The risk of a child drowning drops by 88% for children between the ages of 1 and 4 who have had swimming lessons, as reported by the CDC. For babies or toddlers to learn survival techniques like rolling onto their backs in the water, it typically takes many lessons and the learning process can last for months. It takes consistency to master these survival skills and can bring about a lot of tears. If you have a pool at home, these lessons are beneficial, but if not, it’s fine to wait until your child is older. Just be sure you keep your little one in a floating device, such as a puddle jumper or a life vest of the appropriate size.
One Moment that Changed Everything
While spending time with family and watching all the kids swim in the backyard pool, Jamie Gross remembers thinking how good the older boys had become at holding their breath.
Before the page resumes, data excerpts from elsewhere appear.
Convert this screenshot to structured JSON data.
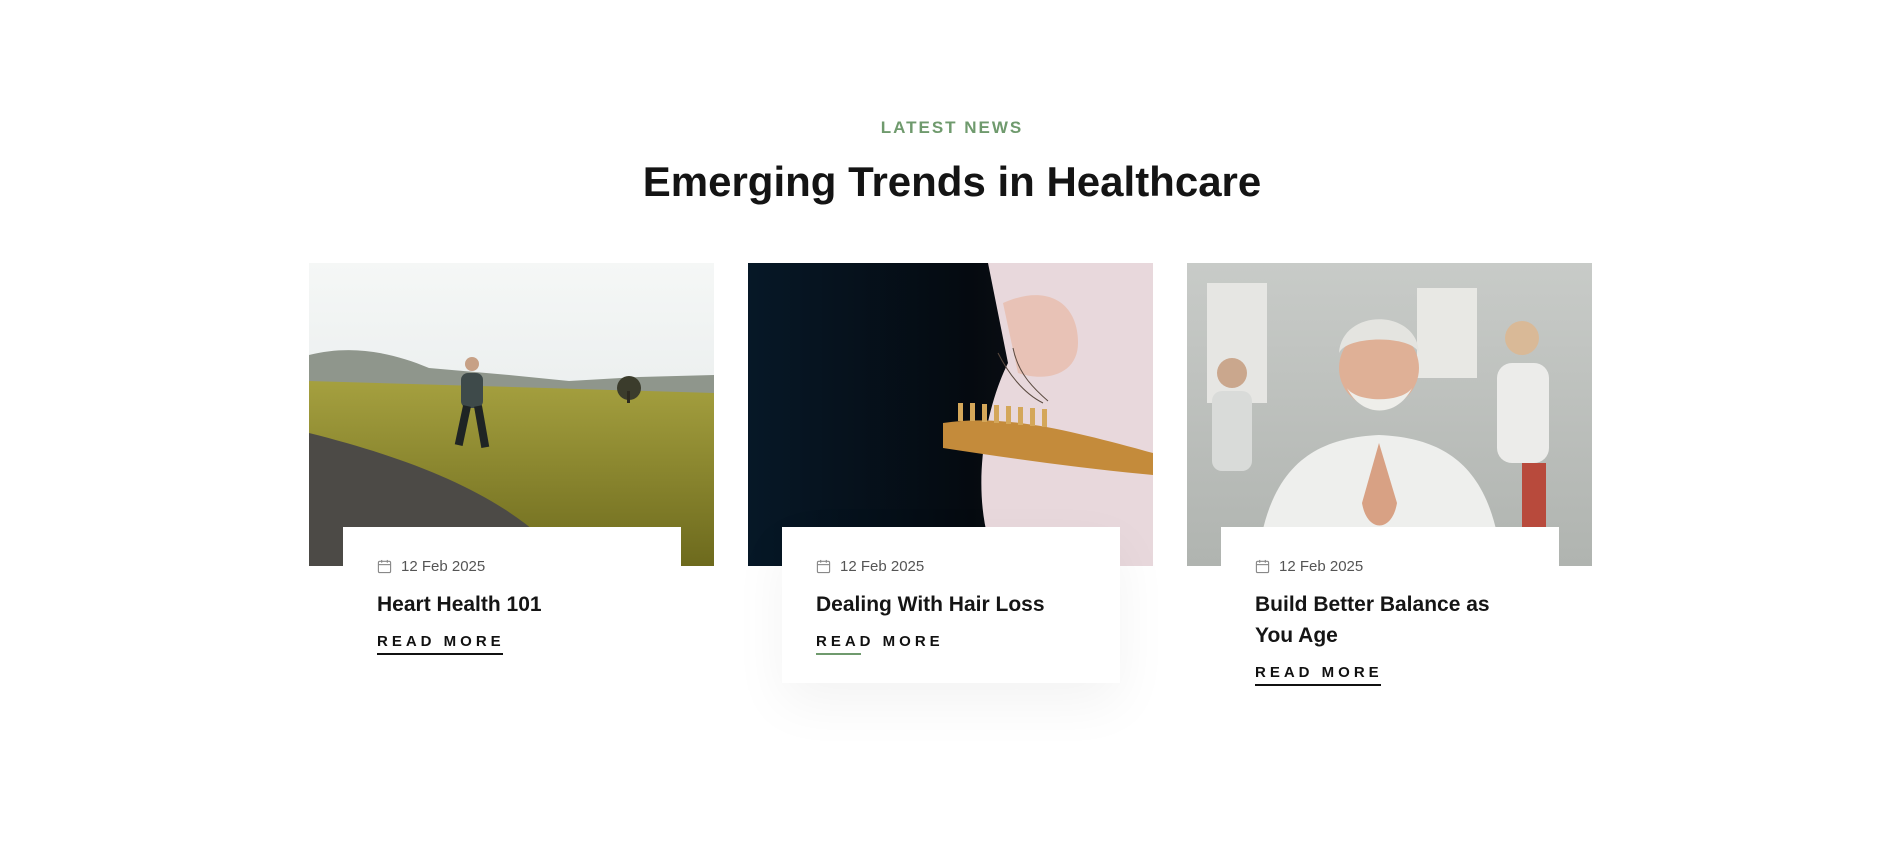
{
  "section": {
    "eyebrow": "LATEST NEWS",
    "heading": "Emerging Trends in Healthcare"
  },
  "posts": [
    {
      "image_alt": "Man running on a rural road at sunrise",
      "date": "12 Feb 2025",
      "title": "Heart Health 101",
      "cta": "READ MORE"
    },
    {
      "image_alt": "Hand holding a wooden hairbrush with shed hair",
      "date": "12 Feb 2025",
      "title": "Dealing With Hair Loss",
      "cta": "READ MORE"
    },
    {
      "image_alt": "Smiling senior man in a yoga class with hands together",
      "date": "12 Feb 2025",
      "title": "Build Better Balance as You Age",
      "cta": "READ MORE"
    }
  ],
  "colors": {
    "accent": "#6f9a6d",
    "heading": "#141414",
    "meta": "#555555"
  },
  "icons": {
    "date": "calendar-icon"
  }
}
She then quickly realized it was her 2-year-old son on the bottom of the pool. “I don’t know when he took off his arm floaties or how long he had been under the water. I only know that when I got to him, he wasn’t breathing.”
Thankfully her son survived and this event is what lead Gross to the Olive Branch YMCA to not only teach swimming lessons, but to help train swimming instructors and life guards. The Olive Branch YMCA is currently training swim instructors and offers swim lessons for people of all ages and skill levels.
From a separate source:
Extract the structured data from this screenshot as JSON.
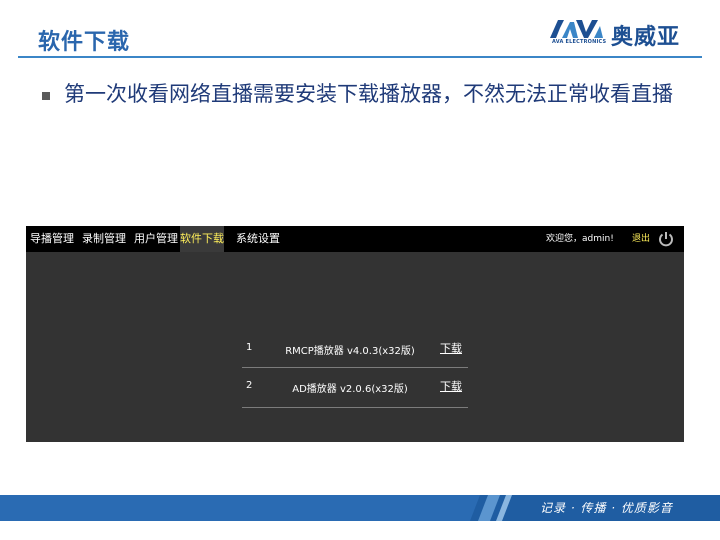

Sometimes swim lessons can give a false sense of security to children and parents. The notion that because a child had lessons he won’t need as much supervision as before is a lie. Children will always need to be watched in the water as there are always unpredictable situations that can arise. Drowning can happen in mere seconds even when you think you are watching your children. Parents can easily get distracted. A small window of time is all it takes for a child to drown. If you have to step away for any reason, make sure you get your children out of the water first. Never assume they’ll be safe for even just a minute. Parents should always be within an arms distance to be able to quickly rescue their child if needed. Small backyard pools that only have a few inches of water in them can still be a drowning risk for toddlers and preschoolers.
Often a child’s fear of the water is an extension of the parent’s own fear. If the parent is over-cautious it can cause the child to be afraid. While parents should be alerted to the dangers, there are no benefits in overwhelming the child. Many kids cry during swimming lessons, but with time learn to love and enjoy the water, as they should.
Now is the perfect time to schedule your child’s swimming lessons or a refresher course. It’s typical for kids to need more than one set of lessons. Every child’s capability and readiness is different and sometimes the necessary skills get forgotten after long periods of time away from the water. While the cost seems expensive, the value of a child’s life is priceless.
Ashley Sigrest is a mother of four and since she can’t be a mermaid, she became a swim instructor in Brandon, MS. Her hope is that all people of all ages learn to swim and acquire the important safety skills so they can embrace the joy of the water!
Olive Branch YMCA is in NEED of swim instructors and lifeguards! Jamie Gross is accepting applications now as they are beginning all of their trainings.
What Drowning Looks Like
When a child is drowning he doesn’t usually yell and splash like you see on TV. Oftentimes a drowning child will appear to be swimming, but not making any headway. His mouth will usually be near the surface of the water with his arms out to the front or side and both legs down. Drowning children can appear to be calm even though they’re panicking. This is why it’s important for parents to keep a close watch on their children even when lifeguards are present.